The Maw Frame
artifact activeMassive resonance engine designed to wake Vorthalax — its components named in the Slanted Circle Grimoire's marginalia: anchor, resonator, gate, lung
The Maw Frame
Originally called the “Throat of Aru’xat” — and revealed in the Slanted Circle Grimoire’s marginalia by the more accurate name the Maw Frame — this is a massive resonance engine designed to wake Vorthalax, the Sleeper Beneath Stone.
Components (Grimoire Marginalia)
The most strategically valuable intelligence recovered in Session 12 is the Mage’s own labeling of the Frame’s components. The Slanted Circle Grimoire contains a sketch of the Frame with each part annotated:
- Anchor — the binding to a specific ley node. The Frame must be moored to a place where the leylines run thick. The Astralglades was the original anchor; Xen’Drik’s leynexus is a secondary anchor, which is why the Circle was able to activate a regulator there.
- Resonator — the vibration source. The crystal lattice the party encountered in Xen’Drik in Session 12 was a regulator/resonator pair: the regulator generates a tuned ley pulse, the resonator amplifies it.
- Gate — the planar door itself. When the resonance matches, the Gate opens to Ulnex Arhun.
- Lung — the breath beneath.
That last word is the unsettling one. The Mage’s marginalia label Vorthalax’s mass under Xen’Drik as a lung — meaning the Frame is not just a door. It is a respiration system. When Vorthalax breathes, the Frame inhales with it. When the Frame opens, Vorthalax exhales through it.
This reframes everything the party has done with ley anchors. They were not reinforcing seals against an enemy. They were maintaining a respiratory pause.
Purpose
The Maw Frame is built to:
- Anchor to a sufficiently dense ley node
- Resonate at Vorthalax’s frequency by tuning regulators distributed across multiple leyground locations
- Open the Gate between Eberron and Ulnex Arhun (where Vorthalax’s tail extends)

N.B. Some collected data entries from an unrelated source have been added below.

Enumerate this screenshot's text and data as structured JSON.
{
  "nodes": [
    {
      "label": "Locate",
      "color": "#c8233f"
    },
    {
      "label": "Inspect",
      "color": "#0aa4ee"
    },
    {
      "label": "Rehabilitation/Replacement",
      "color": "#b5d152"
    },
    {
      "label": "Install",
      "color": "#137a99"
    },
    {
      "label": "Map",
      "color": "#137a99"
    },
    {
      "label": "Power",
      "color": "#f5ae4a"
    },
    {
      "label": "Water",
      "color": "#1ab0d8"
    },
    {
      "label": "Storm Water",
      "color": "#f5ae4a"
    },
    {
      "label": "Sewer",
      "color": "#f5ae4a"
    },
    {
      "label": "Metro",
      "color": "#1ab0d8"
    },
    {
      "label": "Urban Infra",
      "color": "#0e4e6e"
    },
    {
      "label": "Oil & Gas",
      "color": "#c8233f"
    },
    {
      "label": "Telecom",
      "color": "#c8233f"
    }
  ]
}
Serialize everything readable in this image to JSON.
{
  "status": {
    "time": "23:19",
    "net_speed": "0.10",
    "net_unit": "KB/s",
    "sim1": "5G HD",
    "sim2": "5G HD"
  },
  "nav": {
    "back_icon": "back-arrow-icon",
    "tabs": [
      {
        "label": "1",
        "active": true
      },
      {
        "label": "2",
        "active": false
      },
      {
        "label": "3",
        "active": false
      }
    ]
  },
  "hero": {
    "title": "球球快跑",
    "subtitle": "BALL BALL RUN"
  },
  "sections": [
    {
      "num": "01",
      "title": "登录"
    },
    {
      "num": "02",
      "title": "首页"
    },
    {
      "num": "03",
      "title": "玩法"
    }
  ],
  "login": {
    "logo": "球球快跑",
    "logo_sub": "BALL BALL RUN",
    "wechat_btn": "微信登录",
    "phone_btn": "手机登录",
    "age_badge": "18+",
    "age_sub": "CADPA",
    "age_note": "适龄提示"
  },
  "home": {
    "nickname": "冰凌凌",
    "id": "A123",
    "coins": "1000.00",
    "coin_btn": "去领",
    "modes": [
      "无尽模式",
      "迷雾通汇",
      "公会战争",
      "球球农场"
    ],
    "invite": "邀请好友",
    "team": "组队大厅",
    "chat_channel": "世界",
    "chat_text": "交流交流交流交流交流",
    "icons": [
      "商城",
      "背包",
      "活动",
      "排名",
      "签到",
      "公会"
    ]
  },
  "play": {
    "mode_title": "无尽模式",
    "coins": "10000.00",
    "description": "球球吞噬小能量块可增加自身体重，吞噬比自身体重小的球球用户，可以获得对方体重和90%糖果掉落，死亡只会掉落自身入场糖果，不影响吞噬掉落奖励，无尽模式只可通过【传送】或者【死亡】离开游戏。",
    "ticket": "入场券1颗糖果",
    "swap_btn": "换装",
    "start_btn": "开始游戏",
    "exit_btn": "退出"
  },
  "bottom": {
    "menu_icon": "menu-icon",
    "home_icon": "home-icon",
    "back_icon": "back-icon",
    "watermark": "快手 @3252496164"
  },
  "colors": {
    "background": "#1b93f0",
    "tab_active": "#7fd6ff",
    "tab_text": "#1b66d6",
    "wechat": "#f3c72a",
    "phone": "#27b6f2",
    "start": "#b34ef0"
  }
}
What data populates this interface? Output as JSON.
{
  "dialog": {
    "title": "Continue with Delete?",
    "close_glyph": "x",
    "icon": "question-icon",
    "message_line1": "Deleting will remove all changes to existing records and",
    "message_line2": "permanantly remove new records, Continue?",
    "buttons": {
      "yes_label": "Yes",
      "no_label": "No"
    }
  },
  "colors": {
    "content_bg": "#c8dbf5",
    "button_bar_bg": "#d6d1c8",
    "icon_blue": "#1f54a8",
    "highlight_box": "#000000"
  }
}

- Allow the Lung to breathe fully — letting Vorthalax uncoil across both planes simultaneously
The Circle’s framing of this as mercy — letting a tired world sleep — relies on Vorthalax being awakened gently rather than torn loose. The party’s framing is the opposite.
Construction
The Slanted Circle originally used enslaved humans to cut down ancient trees and construct the Astralglades Frame. Purple-robed cultists oversaw the work. The Xen’Drik regulator the party broke in Session 12 was a secondary installation — proof that the Circle had advanced beyond the Astralglades and was activating distributed resonators across multiple continents.
Activation Capability
In Session 12, the Frame’s Xen’Drik regulator briefly opened the Gate. The party witnessed:
- A beam of ley energy from the ground
- A doorway tearing open at its peak, opening into Ulnex Arhun
- Stars, galaxies, and upside-down towers visible through it
- A colossal tail (Vorthalax’s) drifting through
- The Slanted Circle Mage descending bodily from Ulnex Arhun into Eberron
After the Mage’s death, the Frame fizzled — but did not seal. The Frame remains active as a structure. The next opening could come from any sufficiently powered regulator on the leyground network.
The Astgrove Capability
Significantly: when the Maw closed at the end of Session 12, the view through it changed to Astgrove — and Rook stepped through. This is the first evidence that the Emerald Enclave can use the Frame in some capacity, an ability previously thought to belong only to the Circle.
Whether this was an Enclave capability they had been concealing, or a temporary alignment forced by the Frame’s destabilization, is unknown.
Current Status
Active but not currently opened. The Frame still rises in the Astralglades. Distributed regulators may still exist beyond the one the party broke in Xen’Drik. Rook’s instruction at the close of Session 12 was to “close the Frame” — implying the structure itself is reachable and can be sealed by an action the party has not yet taken.
The campaign’s open question for the Vorthalax arc: how do you seal a respiration system without killing what it belongs to?